The real threat of ChatGPT
One of my friends — a former division head of a major US media company and now consultant, investor and independent board member — told me with exasperation that the day after the ChatGPT story broke, a fellow board member of one of his companies suggested it should lay off its entire editorial team and turn its duties over to ChatGPT.
“I rolled my eyes,” he said. “These people don’t understand how the thing works.”
That certainly lines up with what I’m hearing. VitalBriefing’s Chairman and my co-founder, Gerry Campbell, who has a lifetime of experience in search and text analysis, in part as Reuters/Thomson Reuters’ former President & Global Head of Technology, in part as a search technology patent-holder and expert among other roles, warns that the danger right now is in appearance:
“I see a perception threat,” he said. “‘Why wouldn’t I use AI?’ people ask. Because it’s believed to be better than it is. That perception is the biggest danger.”
If you’ve played around with ChatGPT, I’ll bet you’ve been impressed with the quality and coherence of the answers. I certainly have.
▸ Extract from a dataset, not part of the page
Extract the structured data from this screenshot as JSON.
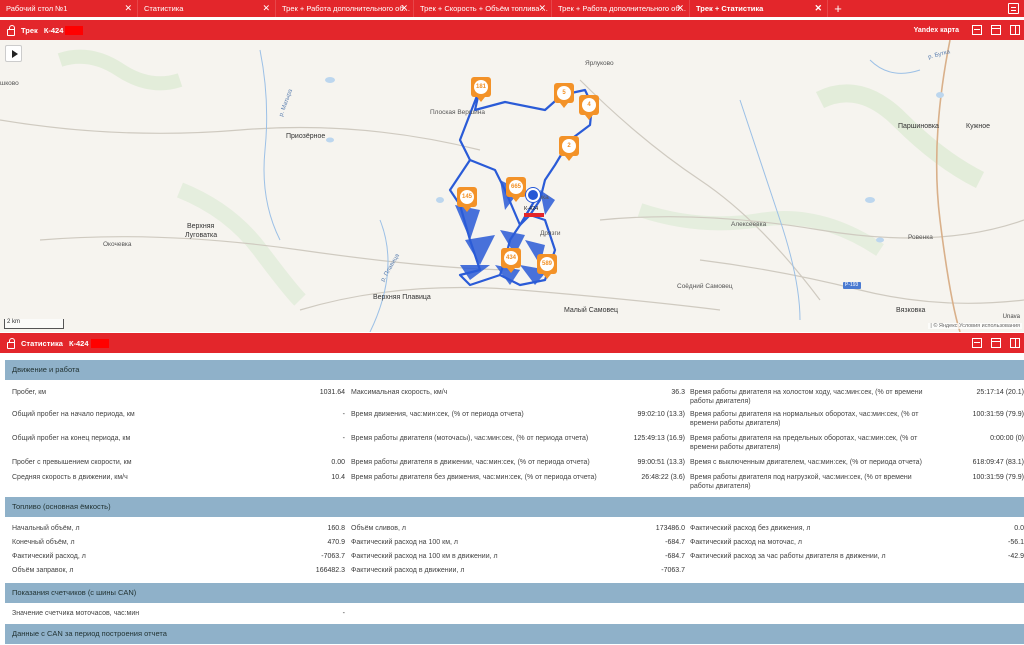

That said, I’ve been just as impressed by the massive factual errors and inventions that show up — e.g. in answer to my egocentric request for a profile of myself, it described me as teaching at universities where I never taught, winning prizes I never won and working for companies I never worked for.
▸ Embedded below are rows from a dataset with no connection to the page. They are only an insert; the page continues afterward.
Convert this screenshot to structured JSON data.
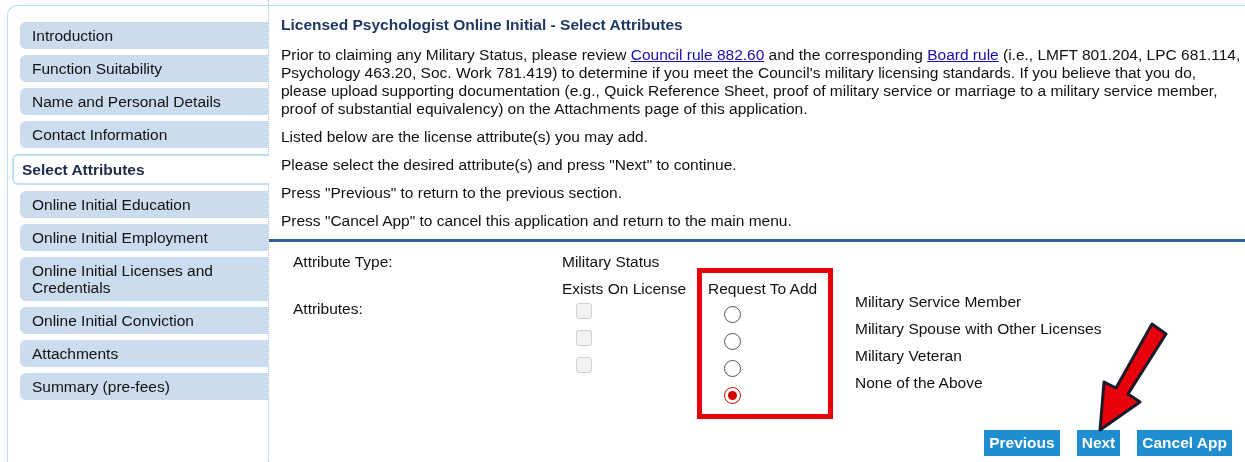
{
  "sidebar": {
    "items": [
      {
        "label": "Introduction",
        "selected": false
      },
      {
        "label": "Function Suitability",
        "selected": false
      },
      {
        "label": "Name and Personal Details",
        "selected": false
      },
      {
        "label": "Contact Information",
        "selected": false
      },
      {
        "label": "Select Attributes",
        "selected": true
      },
      {
        "label": "Online Initial Education",
        "selected": false
      },
      {
        "label": "Online Initial Employment",
        "selected": false
      },
      {
        "label": "Online Initial Licenses and Credentials",
        "selected": false
      },
      {
        "label": "Online Initial Conviction",
        "selected": false
      },
      {
        "label": "Attachments",
        "selected": false
      },
      {
        "label": "Summary (pre-fees)",
        "selected": false
      }
    ]
  },
  "main": {
    "title": "Licensed Psychologist Online Initial - Select Attributes",
    "intro": {
      "before": "Prior to claiming any Military Status, please review ",
      "link1": "Council rule 882.60",
      "middle": " and the corresponding ",
      "link2": "Board rule",
      "after": " (i.e., LMFT 801.204, LPC 681.114, Psychology 463.20, Soc. Work 781.419) to determine if you meet the Council's military licensing standards. If you believe that you do, please upload supporting documentation (e.g., Quick Reference Sheet, proof of military service or marriage to a military service member, proof of substantial equivalency) on the Attachments page of this application."
    },
    "instructions": [
      "Listed below are the license attribute(s) you may add.",
      "Please select the desired attribute(s) and press \"Next\" to continue.",
      "Press \"Previous\" to return to the previous section.",
      "Press \"Cancel App\" to cancel this application and return to the main menu."
    ],
    "attribute_type_label": "Attribute Type:",
    "attribute_type_value": "Military Status",
    "attributes_label": "Attributes:",
    "exists_header": "Exists On License",
    "request_header": "Request To Add",
    "attributes": [
      {
        "label": "Military Service Member",
        "exists": false,
        "selected": false
      },
      {
        "label": "Military Spouse with Other Licenses",
        "exists": false,
        "selected": false
      },
      {
        "label": "Military Veteran",
        "exists": false,
        "selected": false
      },
      {
        "label": "None of the Above",
        "selected": true
      }
    ],
    "buttons": [
      "Previous",
      "Next",
      "Cancel App"
    ]
  }
}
Farvest writer Samira Joineau asked the app how it determines relevance of information in constructing its answers.
“I do not have the ability to evaluate the relevance or importance of specific pieces of information,” it spewed. “So my responses may include information that is not directly related to your question or that may not be considered particularly important.”
And that brings us to the very basic question: Can it do even the most basic job of journalism: reporting the story?
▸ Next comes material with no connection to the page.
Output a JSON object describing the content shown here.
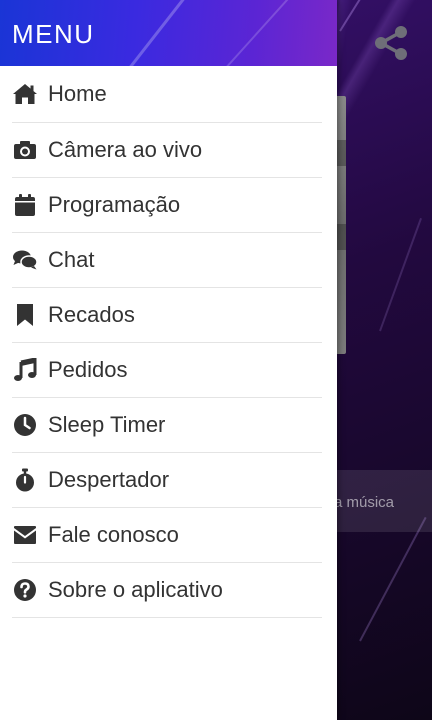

A writer at the business magazine Fast Company used ChatGPT for the entire process of creating an article from scratch. He found it could not search and find interview subjects. While it could write questions for such interviews, not all were germane. It then misrepresented several of the answers received in email interviews.
And therein lies one of the ‘big problems’: AI doesn’t know or care what’s true and will invent ‘facts’ to fill gaps in its knowledge.
Here’s a proof point: CNET had its own highly-embarrassing experience recently when AI-written stories it ran were found to be riddled with inaccuracies.
Automation is everywhere in the media business — for example, delivering sports scores, corporate results and many mind-numbing lists, chats and quizzes. I don’t doubt that ChatGPT, among other AI offers, can help with these tasks.
In its current state, though, ChatGPT is only an AI language model, which means it doesn’t have the ability to search for articles or trawl the web for you in real-time and give you those results.
Therefore, it’s limited in the capacity it has to replace humans at their job (depending on their job). Ultimately, the real value-add it brings to a business is when it’s used within existing business functions and processes to save time and make tasks easier for workers. But it’s not at the point where it can replace the all-important ‘human element’.
So, after the exercise of writing this piece, I’ll sleep a little easier over whether AI is an existential threat to VitalBriefing, comfortable that while it can even help us with some of our essential tasks, it can’t do what we do – searching, finding and presenting customised, business-critical news and developments to our clients.
But I admit to tossing and turning a bit over the real battleground for the moment: the false perception that it could.